SELECT firstname, teacherlastName
FROM tblstudents
LEFT JOIN [tblStudentRakazot]
ON tblstudents.studentid = [tblStudentRakazot].studentID
LEFT JOIN tblteachers
ON [tblStudentRakazot].teacherid = tblteachers.teacherID
WHERE [tblStudentRakazot] IS NULL
OR tblteachers.teacherID IS NOT NULL
However, SQL Server is pretty good at propogating predicates out of subqueries where it needs to, so I would favour the first approach for both readabilty and efficiency.
EDIT
I did not read the question properly, I thought you did not want records where the teacherID in tblStudentRakazot
was NULL. If this is not an issue then you can simply use two LEFT JOINS, without the where clause as above:
SELECT firstname, teacherlastName
FROM tblstudents
LEFT JOIN [tblStudentRakazot]
ON tblstudents.studentid = [tblStudentRakazot].studentID
LEFT JOIN tblteachers
ON [tblStudentRakazot].teacherid = tblteachers.teacherID
Upvotes: 1
Reputation: 1210
SELECT firstname, teacherlastName
FROM tblstudents
left outer join
( select * from
[tblStudentRakazot] A INNER JOIN tblteachers B
ON A.teacherid = B.teacherID)AS C
ON tblstudents.studentid = C.studentID
Upvotes: 1
Reputation: 2921
You may not use a subquery as in @GarethD sample.
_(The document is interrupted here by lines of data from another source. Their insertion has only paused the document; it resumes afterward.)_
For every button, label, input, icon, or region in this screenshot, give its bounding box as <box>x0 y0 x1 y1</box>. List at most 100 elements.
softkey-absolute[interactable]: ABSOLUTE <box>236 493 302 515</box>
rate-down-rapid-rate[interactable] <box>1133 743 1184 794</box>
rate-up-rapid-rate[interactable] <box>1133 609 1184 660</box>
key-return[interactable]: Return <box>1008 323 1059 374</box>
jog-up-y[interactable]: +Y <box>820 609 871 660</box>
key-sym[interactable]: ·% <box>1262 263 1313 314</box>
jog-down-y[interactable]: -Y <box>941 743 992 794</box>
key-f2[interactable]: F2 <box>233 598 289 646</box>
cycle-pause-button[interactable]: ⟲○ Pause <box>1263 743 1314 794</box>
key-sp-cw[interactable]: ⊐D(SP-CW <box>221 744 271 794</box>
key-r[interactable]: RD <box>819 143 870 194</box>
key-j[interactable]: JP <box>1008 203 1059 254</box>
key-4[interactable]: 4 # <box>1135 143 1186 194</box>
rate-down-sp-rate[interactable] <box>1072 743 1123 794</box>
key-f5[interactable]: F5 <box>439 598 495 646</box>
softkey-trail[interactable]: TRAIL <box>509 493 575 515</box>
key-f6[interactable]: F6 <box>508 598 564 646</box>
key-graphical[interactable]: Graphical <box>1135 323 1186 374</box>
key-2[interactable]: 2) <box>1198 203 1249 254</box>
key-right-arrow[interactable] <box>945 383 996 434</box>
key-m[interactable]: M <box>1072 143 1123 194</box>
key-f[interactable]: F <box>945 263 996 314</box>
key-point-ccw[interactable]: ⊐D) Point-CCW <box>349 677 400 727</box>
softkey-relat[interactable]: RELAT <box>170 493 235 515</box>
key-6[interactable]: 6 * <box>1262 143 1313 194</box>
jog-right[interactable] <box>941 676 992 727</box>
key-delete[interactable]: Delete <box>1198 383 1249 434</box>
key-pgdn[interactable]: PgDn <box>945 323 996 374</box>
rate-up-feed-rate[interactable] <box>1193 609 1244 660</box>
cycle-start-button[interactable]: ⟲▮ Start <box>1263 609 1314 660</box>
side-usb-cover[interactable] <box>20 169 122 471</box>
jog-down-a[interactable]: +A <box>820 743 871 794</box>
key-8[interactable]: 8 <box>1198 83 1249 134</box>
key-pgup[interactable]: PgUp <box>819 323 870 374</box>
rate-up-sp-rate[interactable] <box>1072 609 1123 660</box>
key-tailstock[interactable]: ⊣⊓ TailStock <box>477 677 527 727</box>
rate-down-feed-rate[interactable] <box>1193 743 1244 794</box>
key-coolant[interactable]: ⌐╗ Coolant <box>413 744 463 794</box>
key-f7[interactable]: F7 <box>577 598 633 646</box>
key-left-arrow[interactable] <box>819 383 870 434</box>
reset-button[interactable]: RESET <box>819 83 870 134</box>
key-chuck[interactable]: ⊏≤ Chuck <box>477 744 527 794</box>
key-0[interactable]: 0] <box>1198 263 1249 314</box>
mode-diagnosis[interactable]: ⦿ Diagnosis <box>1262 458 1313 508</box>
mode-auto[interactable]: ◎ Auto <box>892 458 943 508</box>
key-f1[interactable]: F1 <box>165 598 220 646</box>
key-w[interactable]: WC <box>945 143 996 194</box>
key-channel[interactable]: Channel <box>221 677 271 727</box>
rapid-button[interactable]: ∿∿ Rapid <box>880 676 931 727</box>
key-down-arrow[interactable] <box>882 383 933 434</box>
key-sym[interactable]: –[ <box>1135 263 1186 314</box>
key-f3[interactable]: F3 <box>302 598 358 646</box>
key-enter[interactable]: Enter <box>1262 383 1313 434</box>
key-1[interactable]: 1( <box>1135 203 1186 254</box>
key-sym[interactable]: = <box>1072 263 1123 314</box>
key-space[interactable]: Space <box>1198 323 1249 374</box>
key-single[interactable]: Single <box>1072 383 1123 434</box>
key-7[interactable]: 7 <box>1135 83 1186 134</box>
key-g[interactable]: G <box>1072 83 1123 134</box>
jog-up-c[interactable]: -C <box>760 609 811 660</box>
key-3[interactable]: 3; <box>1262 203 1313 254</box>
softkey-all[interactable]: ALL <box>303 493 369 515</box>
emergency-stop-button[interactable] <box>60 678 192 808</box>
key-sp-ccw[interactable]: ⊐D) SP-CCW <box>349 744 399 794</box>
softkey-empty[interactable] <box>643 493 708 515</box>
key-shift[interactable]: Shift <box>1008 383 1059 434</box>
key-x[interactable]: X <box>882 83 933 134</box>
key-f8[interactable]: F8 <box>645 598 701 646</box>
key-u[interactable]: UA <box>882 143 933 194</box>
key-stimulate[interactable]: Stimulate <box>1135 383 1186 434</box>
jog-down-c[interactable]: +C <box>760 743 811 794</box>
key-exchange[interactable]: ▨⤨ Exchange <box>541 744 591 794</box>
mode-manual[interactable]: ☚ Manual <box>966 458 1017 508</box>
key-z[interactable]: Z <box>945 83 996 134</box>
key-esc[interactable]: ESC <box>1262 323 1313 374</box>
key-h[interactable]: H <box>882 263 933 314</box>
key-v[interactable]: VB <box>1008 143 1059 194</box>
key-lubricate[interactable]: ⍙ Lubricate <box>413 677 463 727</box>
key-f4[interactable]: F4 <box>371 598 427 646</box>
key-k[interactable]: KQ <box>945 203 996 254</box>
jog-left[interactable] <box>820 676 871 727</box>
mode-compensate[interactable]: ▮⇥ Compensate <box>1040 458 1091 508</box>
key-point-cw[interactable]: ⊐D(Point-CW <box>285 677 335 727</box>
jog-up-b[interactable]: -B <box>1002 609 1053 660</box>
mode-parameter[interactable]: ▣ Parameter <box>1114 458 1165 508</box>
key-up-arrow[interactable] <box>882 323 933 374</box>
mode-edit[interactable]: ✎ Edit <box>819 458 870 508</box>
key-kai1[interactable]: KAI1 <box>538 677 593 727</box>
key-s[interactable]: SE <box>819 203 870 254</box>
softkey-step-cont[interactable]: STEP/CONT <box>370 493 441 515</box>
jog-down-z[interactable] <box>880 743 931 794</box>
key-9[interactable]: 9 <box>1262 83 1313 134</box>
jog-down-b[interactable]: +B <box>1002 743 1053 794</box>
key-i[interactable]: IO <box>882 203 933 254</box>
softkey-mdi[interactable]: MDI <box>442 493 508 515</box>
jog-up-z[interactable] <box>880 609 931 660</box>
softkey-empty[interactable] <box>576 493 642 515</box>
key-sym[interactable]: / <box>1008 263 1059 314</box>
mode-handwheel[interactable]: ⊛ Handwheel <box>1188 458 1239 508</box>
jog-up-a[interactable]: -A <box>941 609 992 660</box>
SELECT firstname, teacherlastName
FROM tblstudents
LEFT OUTER JOIN [tblStudentRakazot]
INNER JOIN tblteachers
ON [tblStudentRakazot].teacherid = tblteachers.teacherID
ON tblstudents.studentid = [tblStudentRakazot].studentID
But when looking more deeply execution plans of this query and query with subquery will likely be equivalent.
Upvotes: 0
Reputation: 2012
SELECT b.student_firstname, teacherlastName
FROM thirdtable a
left join studenttbl b on a.studentid = b.studentid
left join teachertbl b on a.teacherid = b.teacherid
You can always use outer join if you are certain data in teacher table is unique. it will give same result as inner join.
Upvotes: 0
Reputation: 6856
You don't use an INNER JOIN
but only another LEFT JOIN
.
Think of tblStudents as your base. You want to get all of them, not filter anything out, and only attach optional info.
With the first left join, you attach a first info
Student -> TeacherAssignment
The TeacherAssignment can be null or not null.
Now you only attach another info - the teacher's full name pulled from tblTeachers
.
Student -> TeacherAssignnent -> TeacherName
Do this with another LEFT JOIN
. That attaches the info, where possible, i.e. where TeacherAssignment is not null.
This ignores rows where TeacherAssignment is null anyway.